Fakultas Sastra dan Budaya UNG memiliki ruang yang sangat besar untuk pengembangan kapasitas tersebut. Bidang bahasa, sastra, seni, budaya, hingga pariwisata memiliki keterkaitan erat dengan kehidupan masyarakat dan perkembangan industri kreatif, kata Zulkifli.
Karena itu, menurut Zulkifli, mahasiswa dituntut tidak berhenti pada teori, tetapi mampu mengubah pengetahuan menjadi gagasan, karya, penelitian, maupun inovasi yang memberikan manfaat nyata.
Di sinilah penguatan sumber daya manusia menjadi fondasi utama.

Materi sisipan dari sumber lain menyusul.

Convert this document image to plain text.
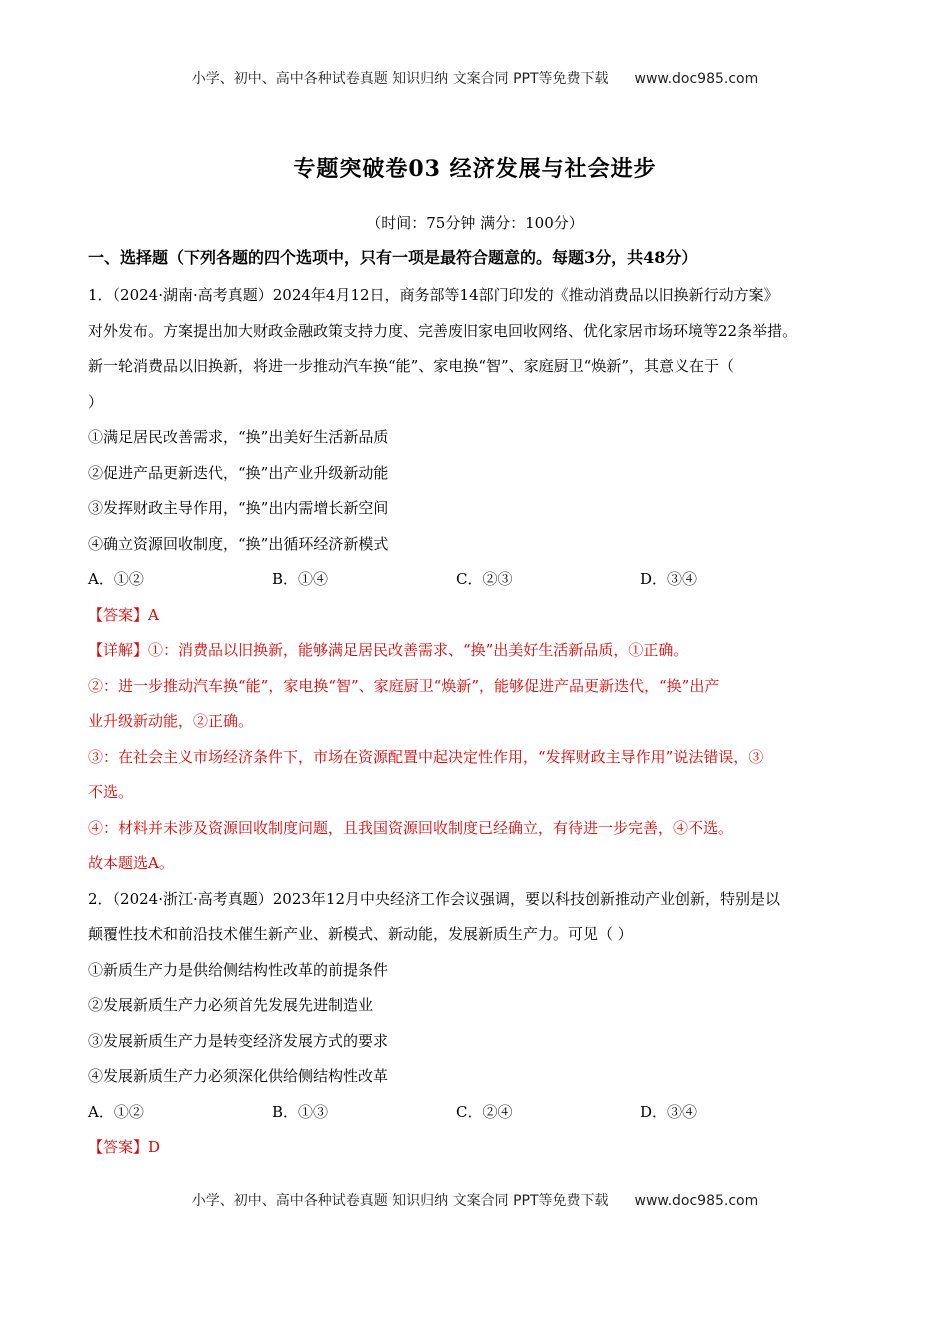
小学、初中、高中各种试卷真题 知识归纳 文案合同 PPT等免费下载 www.doc985.com
专题突破卷03 经济发展与社会进步
（时间：75分钟 满分：100分）
一、选择题（下列各题的四个选项中，只有一项是最符合题意的。每题3分，共48分）
1．（2024·湖南·高考真题）2024年4月12日，商务部等14部门印发的《推动消费品以旧换新行动方案》
对外发布。方案提出加大财政金融政策支持力度、完善废旧家电回收网络、优化家居市场环境等22条举措。
新一轮消费品以旧换新，将进一步推动汽车换“能”、家电换“智”、家庭厨卫“焕新”，其意义在于（
）
①满足居民改善需求，“换”出美好生活新品质
②促进产品更新迭代，“换”出产业升级新动能
③发挥财政主导作用，“换”出内需增长新空间
④确立资源回收制度，“换”出循环经济新模式
A．①②	B．①④	C．②③	D．③④
【答案】A
【详解】①：消费品以旧换新，能够满足居民改善需求、“换”出美好生活新品质，①正确。
②：进一步推动汽车换“能”，家电换“智”、家庭厨卫“焕新”，能够促进产品更新迭代，“换”出产
业升级新动能，②正确。
③：在社会主义市场经济条件下，市场在资源配置中起决定性作用，“发挥财政主导作用”说法错误，③
不选。
④：材料并未涉及资源回收制度问题，且我国资源回收制度已经确立，有待进一步完善，④不选。
故本题选A。
2．（2024·浙江·高考真题）2023年12月中央经济工作会议强调，要以科技创新推动产业创新，特别是以
颠覆性技术和前沿技术催生新产业、新模式、新动能，发展新质生产力。可见（ ）
①新质生产力是供给侧结构性改革的前提条件
②发展新质生产力必须首先发展先进制造业
③发展新质生产力是转变经济发展方式的要求
④发展新质生产力必须深化供给侧结构性改革
A．①②	B．①③	C．②④	D．③④
【答案】D
小学、初中、高中各种试卷真题 知识归纳 文案合同 PPT等免费下载 www.doc985.com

”Mahasiswa perlu memiliki keberanian untuk bertanya, membaca, meneliti, berdiskusi, berorganisasi, mengikuti kompetisi, membangun jejaring, hingga terlibat dalam berbagai kegiatan akademik dan nonakademik,” ujarnya.
”Pengalaman-pengalaman tersebut pada akhirnya akan membentuk mahasiswa menjadi pribadi yang lebih siap menghadapi dunia profesional.”

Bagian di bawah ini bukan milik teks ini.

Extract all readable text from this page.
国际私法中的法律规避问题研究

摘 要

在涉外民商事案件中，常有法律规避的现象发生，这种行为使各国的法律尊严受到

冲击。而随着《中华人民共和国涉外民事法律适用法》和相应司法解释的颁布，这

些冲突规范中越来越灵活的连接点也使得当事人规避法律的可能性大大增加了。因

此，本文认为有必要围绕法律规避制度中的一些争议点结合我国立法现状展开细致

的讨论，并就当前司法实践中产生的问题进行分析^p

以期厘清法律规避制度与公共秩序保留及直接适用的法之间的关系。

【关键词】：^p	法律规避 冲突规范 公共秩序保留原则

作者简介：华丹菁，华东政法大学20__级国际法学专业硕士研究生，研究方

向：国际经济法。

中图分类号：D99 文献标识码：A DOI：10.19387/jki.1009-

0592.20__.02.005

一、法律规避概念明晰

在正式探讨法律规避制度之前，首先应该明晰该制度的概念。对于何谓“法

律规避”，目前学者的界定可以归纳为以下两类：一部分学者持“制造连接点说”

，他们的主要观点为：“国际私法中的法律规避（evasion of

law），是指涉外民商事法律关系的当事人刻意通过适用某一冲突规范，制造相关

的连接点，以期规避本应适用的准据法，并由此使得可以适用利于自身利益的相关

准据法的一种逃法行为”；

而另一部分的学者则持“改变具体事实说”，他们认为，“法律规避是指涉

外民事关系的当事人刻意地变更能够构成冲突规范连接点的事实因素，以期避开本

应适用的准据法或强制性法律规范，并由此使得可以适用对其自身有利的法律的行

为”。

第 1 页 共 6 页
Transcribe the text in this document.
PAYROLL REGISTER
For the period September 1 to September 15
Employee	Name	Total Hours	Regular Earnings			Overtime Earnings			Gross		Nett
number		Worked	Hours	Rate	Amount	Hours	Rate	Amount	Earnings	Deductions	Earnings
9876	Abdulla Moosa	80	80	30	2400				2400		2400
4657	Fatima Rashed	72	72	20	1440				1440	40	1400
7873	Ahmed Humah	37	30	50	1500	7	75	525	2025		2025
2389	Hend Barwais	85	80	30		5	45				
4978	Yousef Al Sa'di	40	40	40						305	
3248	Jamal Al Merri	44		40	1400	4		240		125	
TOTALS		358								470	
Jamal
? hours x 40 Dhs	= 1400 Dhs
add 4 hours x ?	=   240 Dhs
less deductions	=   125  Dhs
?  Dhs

Salah satu hal menarik dari materi yang disampaikan Zulkifli Tanipu adalah pentingnya menempatkan riset sebagai bagian dari budaya akademik mahasiswa.
Riset bukan hanya milik dosen atau mahasiswa tingkat akhir. ”Sejak semester awal, mahasiswa sesungguhnya sudah dapat belajar menjadi seorang peneliti melalui hal sederhana,” mengamati persoalan di lingkungan sekitar, membaca referensi, mengajukan pertanyaan, ”mengumpulkan data, kemudian mencari solusi berdasarkan pendekatan ilmiah,” kata Zulkifli.